This will be my 8th year of teaching. That means, someone gave a 23 year old a classroom. Full of kids. Are you kidding me? It was pointed out to me that my first classroom was in fact a gym. But that gym had 50+ students in it several times day. Throwing things. At people. On purpose. I don't see how that is any better than putting a 23 year old in charge of 30 in a classroom. Do you? If you are a 22-23 year old, and are thinking I am some crazy old lady for thinking that you are not responsible enough, come back when you are in your 8th year of teaching, and you will see. I felt plenty responsible and grown up too. Now I think my principal was crazy to hire someone a young as I was.

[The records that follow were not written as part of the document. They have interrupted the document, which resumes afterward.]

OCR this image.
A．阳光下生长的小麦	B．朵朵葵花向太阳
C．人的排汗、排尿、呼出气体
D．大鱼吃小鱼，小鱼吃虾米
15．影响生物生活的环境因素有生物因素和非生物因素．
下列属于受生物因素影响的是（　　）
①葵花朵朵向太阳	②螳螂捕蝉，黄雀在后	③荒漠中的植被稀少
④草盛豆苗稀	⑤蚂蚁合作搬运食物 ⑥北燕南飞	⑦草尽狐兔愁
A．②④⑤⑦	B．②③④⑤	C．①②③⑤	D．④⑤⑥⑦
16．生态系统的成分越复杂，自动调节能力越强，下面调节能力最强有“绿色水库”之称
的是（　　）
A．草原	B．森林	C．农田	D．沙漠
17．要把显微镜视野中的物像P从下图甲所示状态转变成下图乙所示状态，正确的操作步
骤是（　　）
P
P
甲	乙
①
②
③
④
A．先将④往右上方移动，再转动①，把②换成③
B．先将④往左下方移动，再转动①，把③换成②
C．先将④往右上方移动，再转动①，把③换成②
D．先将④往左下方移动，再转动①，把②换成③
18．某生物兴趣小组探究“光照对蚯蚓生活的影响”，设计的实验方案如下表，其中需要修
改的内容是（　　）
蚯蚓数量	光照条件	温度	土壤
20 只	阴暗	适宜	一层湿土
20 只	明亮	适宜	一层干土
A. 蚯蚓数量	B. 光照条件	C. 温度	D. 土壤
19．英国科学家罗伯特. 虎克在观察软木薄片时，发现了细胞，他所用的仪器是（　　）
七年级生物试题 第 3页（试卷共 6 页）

Any who, in these last few years of teaching, I have become a pretty decent teacher if I do say so myself. Each year I learn new things, and not the stuff they push on us at our monthly professional developments. I mean real stuff. The stuff that can only be taught in two ways: trial and error or by the most ruthless teachers of all, the students themselves.
I teach middle school. I am now out of the gym, and I teach health. Which I love. And luckily, most of the kids like it too. And, for the most part my students like me. Those two things make my job about a thousand times easier. I mean, there are kids who don't like health class (a girl told me it was stupid, pointless and boring this year) and students that don't like me (one time for saying that left handed people don't live as long as right handers- it has something to do with accidents or something. He apparently was left handed, and didn't like me after that) but for the most part, I have a leg up on things.
Here are some things I have learned:
*I finally have a decent system for absent kids/make up work. I have folders for each class period, if a kid is gone, I write there name on whatever it is they missed and I put it in the folder. Above where the folders are, is a piece of butcher paper that I list the notes we have taken each day. If a kid is absent, it is there responsibility to make up those notes.
*Our school focuses a lot on note taking-- well Cornell Notes. My 8th graders are pretty good at taking notes. Getting 8th graders to keep their notes has been a tricky one. I know in the future (assuming they still use paper in the future) keeping the notes they take is super important. Last year we started making little foldables for each unit that they keep their notes in. They turn them in at the end of the unit, and it has worked pretty well.
*Student work is hard with 125 students. A couple of years ago I had a sub one day. This substitute had been a teacher for 30 years and she is a wealth of knowledge. She did one small thing that had changed my life- she alphabetized my students work (by class) before it was corrected. That one act has made the tedious task of entering 125 grades into the computer a billion times easier.
*Handing back work is also hard. I use a big 3 inch binder to hold my attendance and seating charts. Each period is separated by a folder. I put the graded work in the folder and hand it back during work times, or I give it to a student who is done early. It's not perfect, but it works for me.
*In the words of Harry Wong, "procedure, procedure, procedure."
|If you don't have this book, you need it now- If you are a teacher that is|
What I love about my job (besides the
summers students) is the fact that I am always changing and developing. Classroom organization is something that I struggle with. Those make up work folders and the binders are one small step in the right direction. This year I have also put together pencil boxes with art supplies in them, one per group, to try and keep tabs on my supplies. I will be numbering them to go with each table group. Hopefully that will work.
Are you a teacher? What are some of your tips?